We stagger in fear and intoxication. We stagger in confusion and weakness. But we stagger too in elation, wonder, and passion.
It’s this condition I sense in Robert Hutinski‘s series Recognition. In the images, the curtains open on a play with many titles: “Melancholia,” “Prophecy,” and so on. But “recognition” is like “love” in All’s Well That Ends Well. It never really takes place. There’s only the unspoken, the unrealized, the evanescent.
That’s the “all” of it, which is only to say, with the Slovakian poet Peter Repka, “We stagger in the corridors . . . nevertheless we live.”

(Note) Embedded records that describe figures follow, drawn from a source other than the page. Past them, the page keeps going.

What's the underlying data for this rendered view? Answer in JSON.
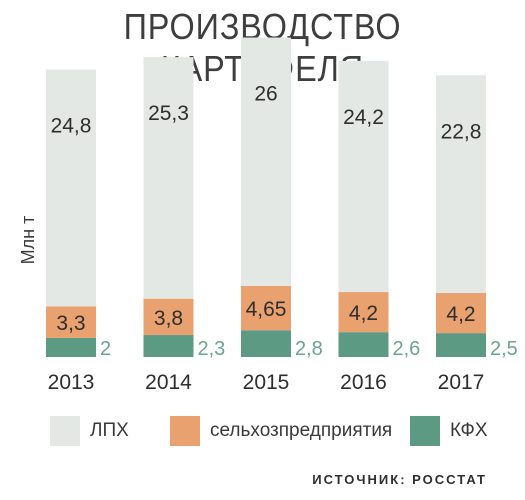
{
  "title": "ПРОИЗВОДСТВО КАРТОФЕЛЯ",
  "source_note": "ИСТОЧНИК: РОССТАТ",
  "colors": {
    "lph": "#e3e8e4",
    "agri": "#e9a16f",
    "kfh": "#5c9a84",
    "kfh_label": "#6aa58d",
    "text": "#3a3a3a"
  },
  "chart_data": {
    "type": "bar",
    "ylabel": "Млн т",
    "categories": [
      "2013",
      "2014",
      "2015",
      "2016",
      "2017"
    ],
    "series": [
      {
        "name": "ЛПХ",
        "values": [
          24.8,
          25.3,
          26,
          24.2,
          22.8
        ],
        "labels": [
          "24,8",
          "25,3",
          "26",
          "24,2",
          "22,8"
        ]
      },
      {
        "name": "сельхозпредприятия",
        "values": [
          3.3,
          3.8,
          4.65,
          4.2,
          4.2
        ],
        "labels": [
          "3,3",
          "3,8",
          "4,65",
          "4,2",
          "4,2"
        ]
      },
      {
        "name": "КФХ",
        "values": [
          2,
          2.3,
          2.8,
          2.6,
          2.5
        ],
        "labels": [
          "2",
          "2,3",
          "2,8",
          "2,6",
          "2,5"
        ]
      }
    ],
    "grid": false,
    "legend_position": "bottom"
  }
}
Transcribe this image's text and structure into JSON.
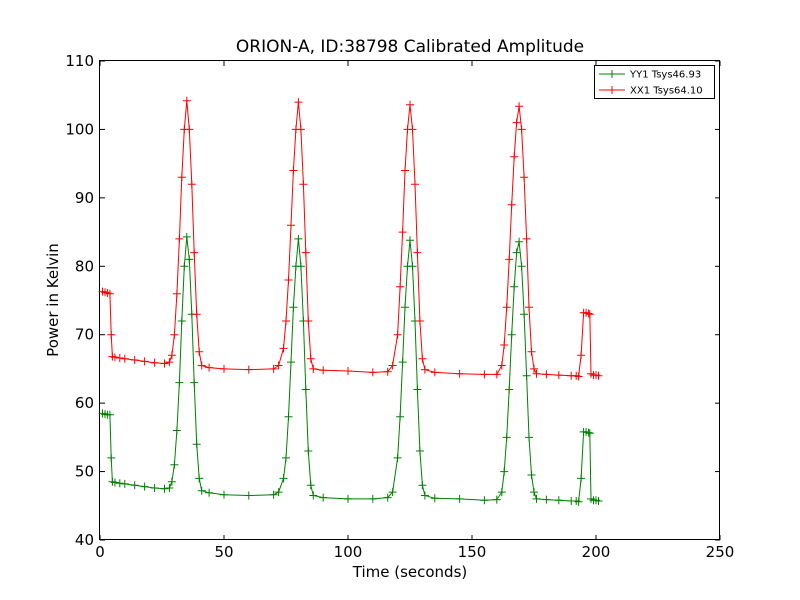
{
  "chart_data": {
    "type": "line",
    "title": "ORION-A, ID:38798 Calibrated Amplitude",
    "xlabel": "Time (seconds)",
    "ylabel": "Power in Kelvin",
    "xlim": [
      0,
      250
    ],
    "ylim": [
      40,
      110
    ],
    "x_ticks": [
      0,
      50,
      100,
      150,
      200,
      250
    ],
    "y_ticks": [
      40,
      50,
      60,
      70,
      80,
      90,
      100,
      110
    ],
    "x_tick_labels": [
      "0",
      "50",
      "100",
      "150",
      "200",
      "250"
    ],
    "y_tick_labels": [
      "40",
      "50",
      "60",
      "70",
      "80",
      "90",
      "100",
      "110"
    ],
    "grid": false,
    "legend_position": "top-right",
    "marker": "plus",
    "series": [
      {
        "name": "YY1 Tsys46.93",
        "color": "#008000",
        "x": [
          1,
          2,
          3,
          4,
          4.5,
          5,
          6,
          8,
          10,
          14,
          18,
          22,
          26,
          28,
          29,
          30,
          31,
          32,
          33,
          34,
          35,
          36,
          37,
          38,
          39,
          40,
          41,
          44,
          50,
          60,
          70,
          72,
          74,
          75,
          76,
          77,
          78,
          79,
          80,
          81,
          82,
          83,
          84,
          85,
          86,
          90,
          100,
          110,
          116,
          118,
          120,
          121,
          122,
          123,
          124,
          125,
          126,
          127,
          128,
          129,
          130,
          131,
          135,
          145,
          155,
          160,
          162,
          163,
          164,
          165,
          166,
          167,
          168,
          169,
          170,
          171,
          172,
          173,
          174,
          175,
          176,
          180,
          185,
          190,
          192,
          193,
          194,
          195,
          196,
          197,
          197.5,
          198,
          199,
          200,
          201
        ],
        "values": [
          58.5,
          58.4,
          58.3,
          58.3,
          52.0,
          48.5,
          48.4,
          48.3,
          48.2,
          48.0,
          47.8,
          47.6,
          47.5,
          47.6,
          48.5,
          51.0,
          56.0,
          63.0,
          72.0,
          80.0,
          84.3,
          81.0,
          73.0,
          63.0,
          54.0,
          49.0,
          47.2,
          46.9,
          46.6,
          46.5,
          46.6,
          47.0,
          49.0,
          52.0,
          58.0,
          66.0,
          74.0,
          80.0,
          84.0,
          80.0,
          72.0,
          62.0,
          53.0,
          48.0,
          46.5,
          46.2,
          46.0,
          46.0,
          46.2,
          47.0,
          52.0,
          58.0,
          66.0,
          74.0,
          80.0,
          83.8,
          80.0,
          72.0,
          62.0,
          53.0,
          48.0,
          46.5,
          46.1,
          46.0,
          45.8,
          45.9,
          47.0,
          50.0,
          55.0,
          62.0,
          70.0,
          77.0,
          82.0,
          83.6,
          80.0,
          73.0,
          64.0,
          55.0,
          49.5,
          47.0,
          46.0,
          45.9,
          45.8,
          45.7,
          45.7,
          45.6,
          49.0,
          55.8,
          55.8,
          55.7,
          55.6,
          46.0,
          45.8,
          45.8,
          45.7
        ]
      },
      {
        "name": "XX1 Tsys64.10",
        "color": "#ff0000",
        "x": [
          1,
          2,
          3,
          4,
          4.5,
          5,
          6,
          8,
          10,
          14,
          18,
          22,
          26,
          28,
          29,
          30,
          31,
          32,
          33,
          34,
          35,
          36,
          37,
          38,
          39,
          40,
          41,
          44,
          50,
          60,
          70,
          72,
          74,
          75,
          76,
          77,
          78,
          79,
          80,
          81,
          82,
          83,
          84,
          85,
          86,
          90,
          100,
          110,
          116,
          118,
          120,
          121,
          122,
          123,
          124,
          125,
          126,
          127,
          128,
          129,
          130,
          131,
          135,
          145,
          155,
          160,
          162,
          163,
          164,
          165,
          166,
          167,
          168,
          169,
          170,
          171,
          172,
          173,
          174,
          175,
          176,
          180,
          185,
          190,
          192,
          193,
          194,
          195,
          196,
          197,
          197.5,
          198,
          199,
          200,
          201
        ],
        "values": [
          76.3,
          76.2,
          76.1,
          76.0,
          70.0,
          66.8,
          66.7,
          66.6,
          66.5,
          66.3,
          66.1,
          65.9,
          65.8,
          66.0,
          67.0,
          70.0,
          76.0,
          84.0,
          93.0,
          100.0,
          104.2,
          100.0,
          92.0,
          82.0,
          73.0,
          67.5,
          65.5,
          65.2,
          65.0,
          64.9,
          65.0,
          65.5,
          68.0,
          72.0,
          78.0,
          86.0,
          94.0,
          100.0,
          104.0,
          100.0,
          92.0,
          82.0,
          72.0,
          66.5,
          65.0,
          64.8,
          64.7,
          64.5,
          64.6,
          65.5,
          70.0,
          77.0,
          85.0,
          94.0,
          100.0,
          103.6,
          100.0,
          92.0,
          82.0,
          72.0,
          66.5,
          64.9,
          64.5,
          64.3,
          64.2,
          64.2,
          65.5,
          68.5,
          74.0,
          81.0,
          89.0,
          96.0,
          101.0,
          103.4,
          100.0,
          93.0,
          84.0,
          74.0,
          67.5,
          65.0,
          64.3,
          64.2,
          64.1,
          64.0,
          64.0,
          63.9,
          67.0,
          73.2,
          73.2,
          73.1,
          73.0,
          64.3,
          64.1,
          64.1,
          64.0
        ]
      }
    ]
  }
}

In broad daylight suddenly
from a tense unknown indistinct face
a thousand times a second I read a letter
sent not by hand but by gaze.
All that it says is:
Quickly . . .
from “While the Connections Last” by Ivan Štrpka
The soil is loose, the fence is rotten.
The tree is sinking in.
The breeze is a train.
We stagger in the corridors.
We’ve known a long time
thirst is unquenchable.
And nevertheless we live.
from “Darling Desert” by Peter Repka
and sometime too we may find a spyhole, where the universe
reveals more depth, or a moment’s opening
of its taut strings, the other
side of the ungraspable touch
of altitude with abyss . . .
from “Melancholias” by Kamil Peteraj
that man with a message
which for ages nobody’s waited for
because the old men are dead
who would have understood it
because the children are not born
who could decipher it
that man torn in movement
who is now only running
so he won’t take root in earth
from “Messenger with No News” by Daniel Hevier
who earlier blew out the remains of the marrow,
whistle your lament in the bone’s hollow.
Empty to emptiness.
from Beauty Leads to Stone XLVII by Ján Buzássy
Poetry excerpts from Igor Hochel, ed., Six Slovak Poets, trans. John Minahane (Todmorden, UK: Arc Publications, 2010).